Aku menghela napas. Memilih untuk melihat ke arah lain, kemana saja asalkan tidak bertatap muka dengan Sasuke di sampingku. Beruntung Kakashi datang dengan sebotol air mineral di tangannya, menarik kursi di samping Rin yang tertawa senang melihat kedatangannya. "Hai, kenapa suasana di meja ini canggung sekali? Dan hai Sakura." sapanya seraya menatap ke arahku.

Aku tersenyum, sedikit merasa lebih baik karena kehadiran seseorang yang telah kukenal lebih dari satu hari. "Hai."

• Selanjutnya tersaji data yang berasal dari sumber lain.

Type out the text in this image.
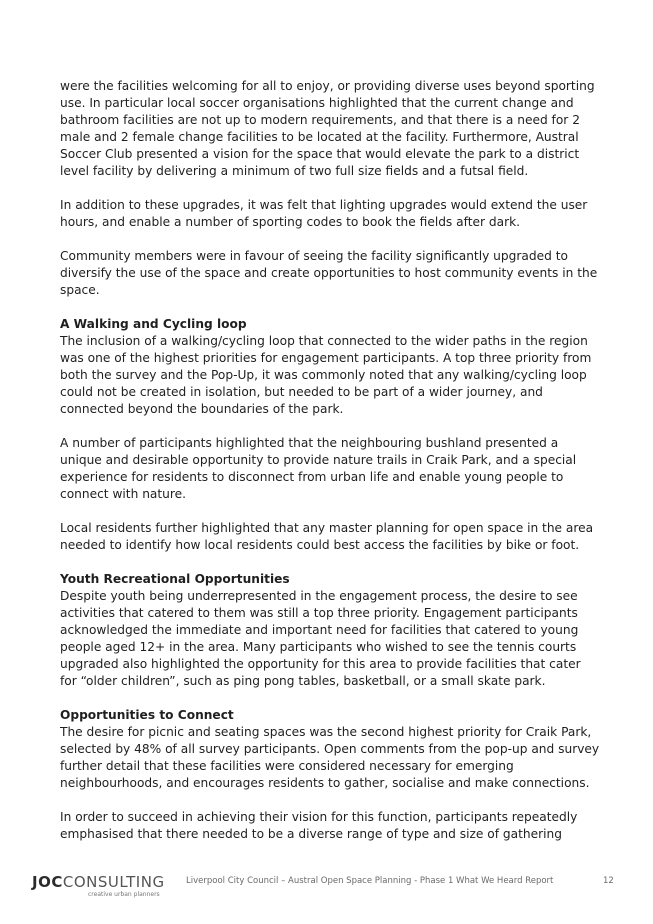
were the facilities welcoming for all to enjoy, or providing diverse uses beyond sporting use. In particular local soccer organisations highlighted that the current change and bathroom facilities are not up to modern requirements, and that there is a need for 2 male and 2 female change facilities to be located at the facility. Furthermore, Austral Soccer Club presented a vision for the space that would elevate the park to a district level facility by delivering a minimum of two full size fields and a futsal field.

In addition to these upgrades, it was felt that lighting upgrades would extend the user hours, and enable a number of sporting codes to book the fields after dark.

Community members were in favour of seeing the facility significantly upgraded to diversify the use of the space and create opportunities to host community events in the space.

A Walking and Cycling loop

The inclusion of a walking/cycling loop that connected to the wider paths in the region was one of the highest priorities for engagement participants. A top three priority from both the survey and the Pop-Up, it was commonly noted that any walking/cycling loop could not be created in isolation, but needed to be part of a wider journey, and connected beyond the boundaries of the park.

A number of participants highlighted that the neighbouring bushland presented a unique and desirable opportunity to provide nature trails in Craik Park, and a special experience for residents to disconnect from urban life and enable young people to connect with nature.

Local residents further highlighted that any master planning for open space in the area needed to identify how local residents could best access the facilities by bike or foot.

Youth Recreational Opportunities

Despite youth being underrepresented in the engagement process, the desire to see activities that catered to them was still a top three priority. Engagement participants acknowledged the immediate and important need for facilities that catered to young people aged 12+ in the area. Many participants who wished to see the tennis courts upgraded also highlighted the opportunity for this area to provide facilities that cater for “older children”, such as ping pong tables, basketball, or a small skate park.

Opportunities to Connect

The desire for picnic and seating spaces was the second highest priority for Craik Park, selected by 48% of all survey participants. Open comments from the pop-up and survey further detail that these facilities were considered necessary for emerging neighbourhoods, and encourages residents to gather, socialise and make connections.

In order to succeed in achieving their vision for this function, participants repeatedly emphasised that there needed to be a diverse range of type and size of gathering

JOCCONSULTING
creative urban planners
Liverpool City Council – Austral Open Space Planning - Phase 1 What We Heard Report	12
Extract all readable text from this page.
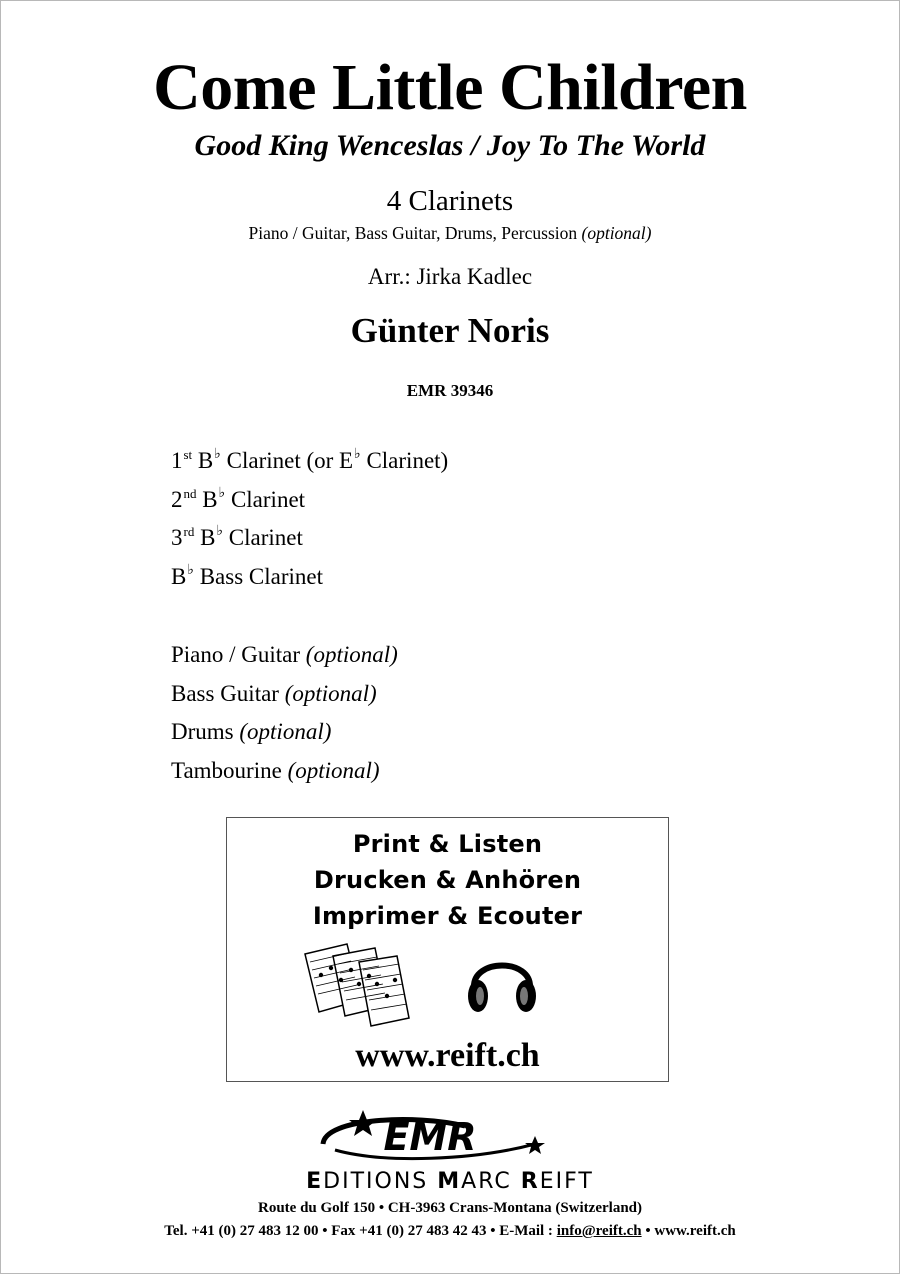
Come Little Children
Good King Wenceslas / Joy To The World
4 Clarinets
Piano / Guitar, Bass Guitar, Drums, Percussion (optional)
Arr.: Jirka Kadlec
Günter Noris
EMR 39346
1st B♭ Clarinet (or E♭ Clarinet)
2nd B♭ Clarinet
3rd B♭ Clarinet
B♭ Bass Clarinet
Piano / Guitar (optional)
Bass Guitar (optional)
Drums (optional)
Tambourine (optional)
Print & Listen
Drucken & Anhören
Imprimer & Ecouter
www.reift.ch
EMR
EDITIONS MARC REIFT
Route du Golf 150 • CH-3963 Crans-Montana (Switzerland)
Tel. +41 (0) 27 483 12 00 • Fax +41 (0) 27 483 42 43 • E-Mail : info@reift.ch • www.reift.ch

"Rin yang membawamu kemari? Wow, kalian berteman sangat cepat. Omong-omong, sebentar lagi para pegawai akan berbondong-bondong datang kemari, persiapkan dirimu Sakura. Mereka selalu berisik seperti pasar malam." Kakashi mendengus di akhir kalimatnya, dengan sengaja melirik Sasuke yang duduk di sampingnya.

Sasuke menghela napas, "Kau yang membawaku kemari."

"Yep, itu karena kau harus bisa bersosialisasi dengan para pegawaimu, bos." sindir Kakashi. Pria bermasker itu terlihat sangat akrab dengan Sasuke. Aku tidak tahu apa hubungan di antara keduanya, dan terlalu lelah untuk berpikir disaat tatapan sang Uchiha tertuju ke arahku. "Kau kemari karena Sakura juga ada di sini, bukan begitu?"

Rin dan Kakashi terkekeh kecil, sedangkan aku menggeleng tak percaya bahwa aku baru saja menjadi sasaran godaan mereka. Aku mengangkat bokongku dari atas kursi, berniat kembali ke dalam ruanganku yang berfungsi sebagai pelindung saat ini. "Maaf, kupikir aku akan kembali---"

"Duduk," Sasuke menyandarkan punggungnya pada sandaran kursi, berkata dengan penuh nada memerintah yang tertuju untukku. Dan saat aku menunduk dan bergerak menatap pada kedua matanya, salah satu alis rapinya terangkat. Wajahku menghangat kemudian lambat laun terasa panas. Dia sedang menggodaku. "Kakashi benar. Jadi duduk, dan tunggu pesananmu datang."

Bibirku terbuka untuk melayangkan kata penolakan. Namun Rin lebih dulu menyela dengan nada riang, "Duduklah Sakura. Ini makan siang perdana kita."

Aku terdiam, menatap pada Kakashi dan Rin dengan pandangan memelas. Berharap bahwa mereka berdua mengerti bagaimana penderitaanku jika dihadapkan langsung dengan sang atasan. Namun sepertinya, hanya aku dan dewi keberuntunganku yang mengerti. Aku menghela napas kecil, kembali duduk di atas kursi dan membiarkan Kakashi berbincang bersama dengan Rin.

Sampai getaran pada ponselku membuat keningku membentuk kerutan halus. Seseorang mengirimkan pesan padaku, dengan nomor yang tidak kukenal.

Kau terlihat tidak nyaman berada di dekatku.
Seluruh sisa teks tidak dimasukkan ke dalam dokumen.